医学的には、みぞおちを中心とする上腹部(胃のあたり)に生じる不快な症状の総称であり、「ディスペプシア症状」とも呼ばれます。

ディスペプシアの主な症状には、以下のようなものがあります[1, 4]。

  • 食後の不快な満腹感(食後もたれ感):食後に食べたものが胃にいつまでも残り、胃が重く苦しいと感じる状態。
  • 早期満腹感(早期飽満感):お腹は空いているはずなのに、食べ始めるとすぐに満腹になってしまい、十分な量の食事を摂り終えられない状態。
  • みぞおちの痛みや灼熱感:胃のあたりがキリキリ痛んだり、熱く焼けるように感じたりする状態。
  • 胃の膨満感、吐き気、げっぷ:お腹が張っている感覚や、ムカムカする不快感。

健康診断や内視鏡(胃カメラ)検査などで「胃がん」や「胃潰瘍」といった目に見える異常(器質的疾患)が見つからないにもかかわらず、こうした胃もたれや早期満腹感といった症状が慢性的に(目安として6ヶ月以上)続く状態を、医療現場では「機能性ディスペプシアと呼びます。

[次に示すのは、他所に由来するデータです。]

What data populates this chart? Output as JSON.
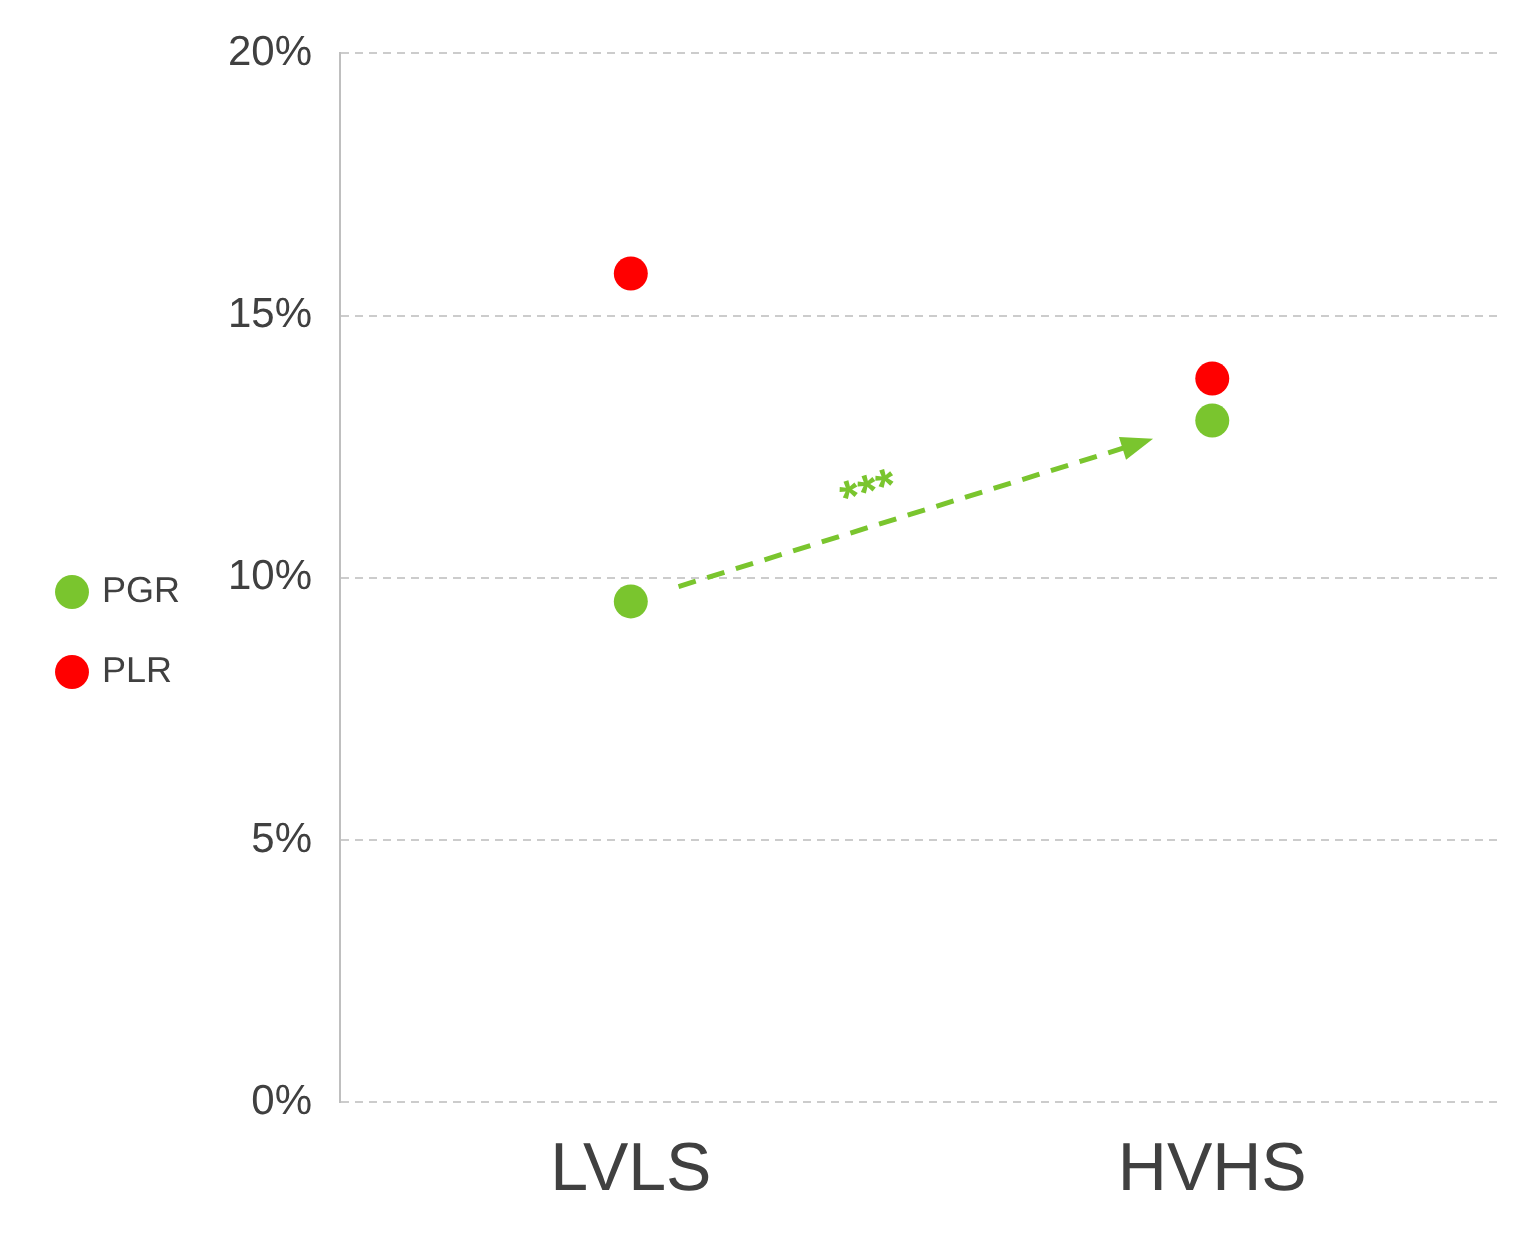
{
  "chart_data": {
    "type": "scatter",
    "categories": [
      "LVLS",
      "HVHS"
    ],
    "series": [
      {
        "name": "PGR",
        "color": "#7ac52e",
        "values": [
          9.55,
          13.0
        ]
      },
      {
        "name": "PLR",
        "color": "#ff0000",
        "values": [
          15.8,
          13.8
        ]
      }
    ],
    "ylim": [
      0,
      20
    ],
    "yticks": [
      {
        "value": 0,
        "label": "0%"
      },
      {
        "value": 5,
        "label": "5%"
      },
      {
        "value": 10,
        "label": "10%"
      },
      {
        "value": 15,
        "label": "15%"
      },
      {
        "value": 20,
        "label": "20%"
      }
    ],
    "grid": "y",
    "legend": "left",
    "marker": "circle",
    "annotations": [
      "***"
    ]
  }
}
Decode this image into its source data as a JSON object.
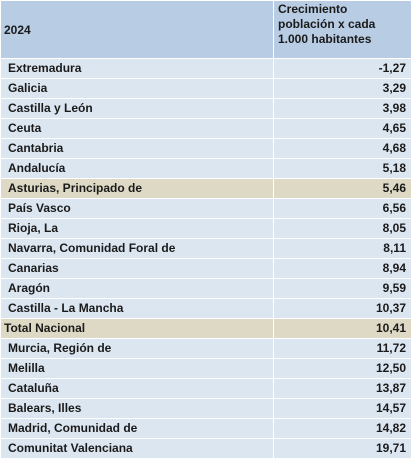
{
  "table": {
    "header": [
      "2024",
      "Crecimiento población x cada 1.000 habitantes"
    ],
    "rows": [
      [
        "Extremadura",
        "-1,27"
      ],
      [
        "Galicia",
        "3,29"
      ],
      [
        "Castilla y León",
        "3,98"
      ],
      [
        "Ceuta",
        "4,65"
      ],
      [
        "Cantabria",
        "4,68"
      ],
      [
        "Andalucía",
        "5,18"
      ],
      [
        "Asturias, Principado de",
        "5,46"
      ],
      [
        "País Vasco",
        "6,56"
      ],
      [
        "Rioja, La",
        "8,05"
      ],
      [
        "Navarra, Comunidad Foral de",
        "8,11"
      ],
      [
        "Canarias",
        "8,94"
      ],
      [
        "Aragón",
        "9,59"
      ],
      [
        "Castilla - La Mancha",
        "10,37"
      ],
      [
        "Total Nacional",
        "10,41"
      ],
      [
        "Murcia, Región de",
        "11,72"
      ],
      [
        "Melilla",
        "12,50"
      ],
      [
        "Cataluña",
        "13,87"
      ],
      [
        "Balears, Illes",
        "14,57"
      ],
      [
        "Madrid, Comunidad de",
        "14,82"
      ],
      [
        "Comunitat Valenciana",
        "19,71"
      ]
    ]
  }
}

最新の国際基準である「Rome V基準(2026年公表)」では、この機能性ディスペプシアを、脳と消化管の情報のやり取りがスムーズにいかなくなる「脳腸相関(消化管脳相関)の疾患」として定義・更新し、そのメカニズムの解明を進めています。

一時的な食べ過ぎによる胃もたれであっても、胃の物理的な働きに負荷がかかっているという点では、このディスペプシア症状と密接に関係しています。

なぜ食べ過ぎると胃がもたれるの?

お盆中についつい食べ過ぎてしまった後、なぜ私たちの胃は重くもたれてしまうのでしょうか。それを理解するために、まずは「健康な胃が毎日行っている3つの基本的な働き」をみてみましょう。

【胃の3つの基本的な働き】

  • 受け入れる(適応性弛緩):食べ物が口から入ってくると、胃の上部が柔らかく広がって、一時的に貯留します。
  • 混ぜ合わせる(攪拌・粉砕):胃の蠕動運動によって胃酸や消化酵素としっかり混ぜ合わせ、ドロドロの粥状(かゆじょう)にします。
  • 送り出す(胃排出):粥状になった食べ物を、消化吸収を担当する「十二指腸」へと最適なスピードで少しずつ送り出します。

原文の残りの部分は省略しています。